Commentators are bemoaning the failure of Italians to elect a strong government. But strong socialist governement is the last thing Italians need, since it would enable one half of the country to loot the other.
For this election, Italy reverted to the system of proportional representation so beloved by the EU, which – as you’d expect – disempowers voters (WSJ -$):
..in this weekend’s elections Italians chose from a dizzying mix of 74 parties, their candidates handpicked by party bosses, not themselves. The complex law provided incentives for coalitions to fold in as many small parties as possible to win the largest share of seats in the lower house.
Mr. Prodi cobbled together a dozen parties and his 0.1 percentage point lead turned, by the rules of this game, into a controlling majority in the lower house.

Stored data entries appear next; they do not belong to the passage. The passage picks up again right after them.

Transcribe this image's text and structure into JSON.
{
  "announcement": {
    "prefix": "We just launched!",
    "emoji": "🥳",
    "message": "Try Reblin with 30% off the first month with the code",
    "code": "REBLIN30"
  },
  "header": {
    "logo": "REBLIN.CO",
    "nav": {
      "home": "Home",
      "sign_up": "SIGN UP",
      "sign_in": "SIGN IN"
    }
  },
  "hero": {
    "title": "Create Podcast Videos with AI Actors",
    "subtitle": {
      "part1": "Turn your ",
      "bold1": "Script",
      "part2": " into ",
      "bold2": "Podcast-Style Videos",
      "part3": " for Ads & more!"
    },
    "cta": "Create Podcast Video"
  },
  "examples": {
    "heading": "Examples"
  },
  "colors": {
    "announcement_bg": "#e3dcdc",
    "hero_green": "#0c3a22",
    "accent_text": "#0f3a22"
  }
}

So it looks like the Eurocrat Prodi won’t be around for long. That’s a good thing, because 5 years of him would probably break Italy into two nations – on the Czech/Slovak model if things went well, and the Bosnia/Serbia model if they didn’t. Here’s why:
The north of Italy, which contains the country’s financial and industrial might, voted decisively for Mr Berlusconi.

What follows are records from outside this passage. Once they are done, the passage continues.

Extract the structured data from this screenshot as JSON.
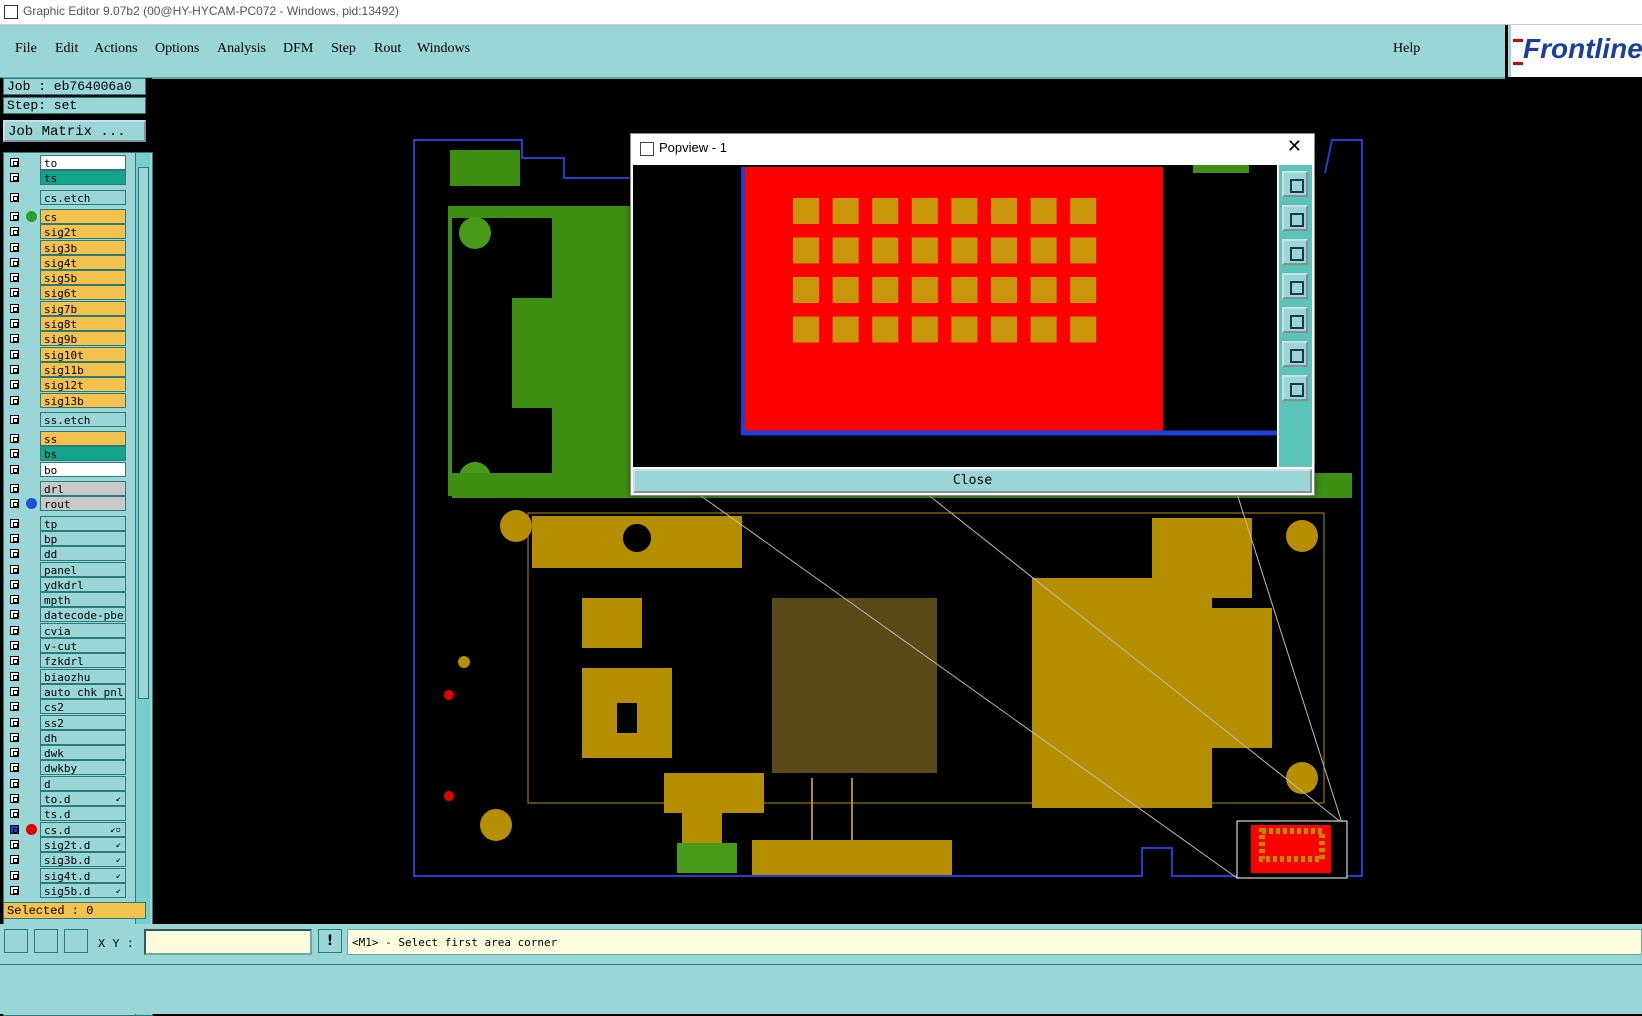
{
  "window": {
    "title": "Graphic Editor 9.07b2 (00@HY-HYCAM-PC072 - Windows, pid:13492)"
  },
  "menu": {
    "items": [
      "File",
      "Edit",
      "Actions",
      "Options",
      "Analysis",
      "DFM",
      "Step",
      "Rout",
      "Windows"
    ],
    "help": "Help"
  },
  "logo": {
    "text": "Frontline"
  },
  "job": {
    "label": "Job : eb764006a0",
    "step": "Step: set",
    "matrix_button": "Job Matrix ..."
  },
  "layers": [
    {
      "name": "to",
      "color": "#ffffff"
    },
    {
      "name": "ts",
      "color": "#12a58a"
    },
    {
      "name": "cs.etch",
      "color": "#9bd6d6",
      "gap": true
    },
    {
      "name": "cs",
      "color": "#f5c14d",
      "dot": "#2ca02c",
      "gap": true
    },
    {
      "name": "sig2t",
      "color": "#f5c14d"
    },
    {
      "name": "sig3b",
      "color": "#f5c14d"
    },
    {
      "name": "sig4t",
      "color": "#f5c14d"
    },
    {
      "name": "sig5b",
      "color": "#f5c14d"
    },
    {
      "name": "sig6t",
      "color": "#f5c14d"
    },
    {
      "name": "sig7b",
      "color": "#f5c14d"
    },
    {
      "name": "sig8t",
      "color": "#f5c14d"
    },
    {
      "name": "sig9b",
      "color": "#f5c14d"
    },
    {
      "name": "sig10t",
      "color": "#f5c14d"
    },
    {
      "name": "sig11b",
      "color": "#f5c14d"
    },
    {
      "name": "sig12t",
      "color": "#f5c14d"
    },
    {
      "name": "sig13b",
      "color": "#f5c14d"
    },
    {
      "name": "ss.etch",
      "color": "#9bd6d6",
      "gap": true
    },
    {
      "name": "ss",
      "color": "#f5c14d",
      "gap": true
    },
    {
      "name": "bs",
      "color": "#12a58a"
    },
    {
      "name": "bo",
      "color": "#ffffff"
    },
    {
      "name": "drl",
      "color": "#c8c8c8",
      "gap": true
    },
    {
      "name": "rout",
      "color": "#c8c8c8",
      "dot": "#1e4fd8"
    },
    {
      "name": "tp",
      "color": "#9bd6d6",
      "gap": true
    },
    {
      "name": "bp",
      "color": "#9bd6d6"
    },
    {
      "name": "dd",
      "color": "#9bd6d6"
    },
    {
      "name": "panel",
      "color": "#9bd6d6"
    },
    {
      "name": "ydkdrl",
      "color": "#9bd6d6"
    },
    {
      "name": "mpth",
      "color": "#9bd6d6"
    },
    {
      "name": "datecode-pbe",
      "color": "#9bd6d6"
    },
    {
      "name": "cvia",
      "color": "#9bd6d6"
    },
    {
      "name": "v-cut",
      "color": "#9bd6d6"
    },
    {
      "name": "fzkdrl",
      "color": "#9bd6d6"
    },
    {
      "name": "biaozhu",
      "color": "#9bd6d6"
    },
    {
      "name": "auto_chk_pnl",
      "color": "#9bd6d6"
    },
    {
      "name": "cs2",
      "color": "#9bd6d6"
    },
    {
      "name": "ss2",
      "color": "#9bd6d6"
    },
    {
      "name": "dh",
      "color": "#9bd6d6"
    },
    {
      "name": "dwk",
      "color": "#9bd6d6"
    },
    {
      "name": "dwkby",
      "color": "#9bd6d6"
    },
    {
      "name": "d",
      "color": "#9bd6d6"
    },
    {
      "name": "to.d",
      "color": "#9bd6d6",
      "mark": "↙"
    },
    {
      "name": "ts.d",
      "color": "#9bd6d6"
    },
    {
      "name": "cs.d",
      "color": "#9bd6d6",
      "dot": "#e00000",
      "mark": "↙▫",
      "active": true
    },
    {
      "name": "sig2t.d",
      "color": "#9bd6d6",
      "mark": "↙"
    },
    {
      "name": "sig3b.d",
      "color": "#9bd6d6",
      "mark": "↙"
    },
    {
      "name": "sig4t.d",
      "color": "#9bd6d6",
      "mark": "↙"
    },
    {
      "name": "sig5b.d",
      "color": "#9bd6d6",
      "mark": "↙"
    }
  ],
  "selected": "Selected : 0",
  "status": {
    "xy_label": "X Y :",
    "xy_value": "",
    "prompt": "<M1> - Select first area corner"
  },
  "popview": {
    "title": "Popview - 1",
    "close_button": "Close",
    "pad_rows": 4,
    "pad_cols": 8
  },
  "colors": {
    "panel": "#9bd6d6",
    "copper_top": "#4a9a1a",
    "copper_bottom": "#b58f00",
    "rout": "#1e3fd8",
    "highlight": "#ff0000"
  }
}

However in the Mezzogiorno, the states in the South where unemployment and poverty are rife, there was a swing to the centre-Left.
This division has been around since reunification – Northerners joke “Garibaldi didn’t unite Italy, he divided Africa”.

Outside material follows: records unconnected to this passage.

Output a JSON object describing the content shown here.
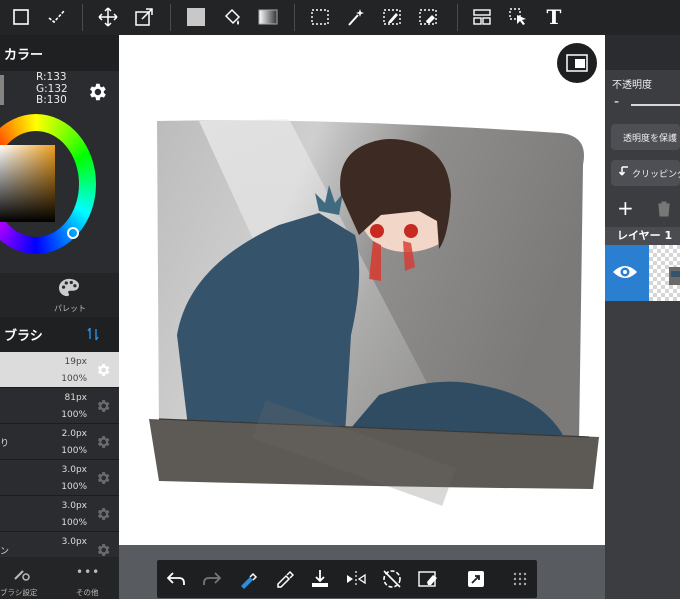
{
  "toolbar": {
    "tools": [
      "square-select-icon",
      "check-icon",
      "move-icon",
      "transform-icon",
      "fill-color-icon",
      "bucket-icon",
      "gradient-icon",
      "marquee-icon",
      "magic-wand-icon",
      "selection-pen-icon",
      "selection-eraser-icon",
      "layout-icon",
      "select-layer-icon",
      "text-icon"
    ],
    "text_tool_label": "T"
  },
  "color_panel": {
    "title": "カラー",
    "r": "R:133",
    "g": "G:132",
    "b": "B:130",
    "current_color": "#858482"
  },
  "palette": {
    "label": "パレット"
  },
  "brush_panel": {
    "title": "ブラシ",
    "brushes": [
      {
        "name": "",
        "size": "19px",
        "opacity": "100%"
      },
      {
        "name": "",
        "size": "81px",
        "opacity": "100%"
      },
      {
        "name": "り",
        "size": "2.0px",
        "opacity": "100%"
      },
      {
        "name": "",
        "size": "3.0px",
        "opacity": "100%"
      },
      {
        "name": "",
        "size": "3.0px",
        "opacity": "100%"
      },
      {
        "name": "ン",
        "size": "3.0px",
        "opacity": ""
      }
    ],
    "selected_index": 0
  },
  "left_footer": {
    "brush_settings": "ブラシ設定",
    "more": "その他",
    "more_icon": "•••"
  },
  "right_panel": {
    "opacity_label": "不透明度",
    "opacity_minus": "-",
    "protect_alpha": "透明度を保護",
    "clipping": "クリッピング",
    "layer_header": "レイヤー 1",
    "add_icon": "+"
  },
  "bottom_toolbar": {
    "tools": [
      "undo-icon",
      "redo-icon",
      "eyedropper-brush-icon",
      "eyedropper-icon",
      "import-icon",
      "flip-icon",
      "rotate-cancel-icon",
      "eraser-icon",
      "share-icon",
      "grid-icon"
    ]
  },
  "colors": {
    "accent": "#2a7fd0",
    "toolbar": "#232426",
    "canvas_bg": "#ffffff"
  }
}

Since WW2, the division has meant a succession of short-lived and weak central governments. To compensate for this, local Italian communities have grown in power – if you want to get anything done in Italy, you’d better get to know the Mayor. This works much better than the centralized Brit system.
Strong localism has held Italy together while enabling it to become the most civilized first world nation (ignoring the pathetic electricity supply).
And so the last thing it needs is an EU statist bribing the South with the North’s money – the North won’t stand for it.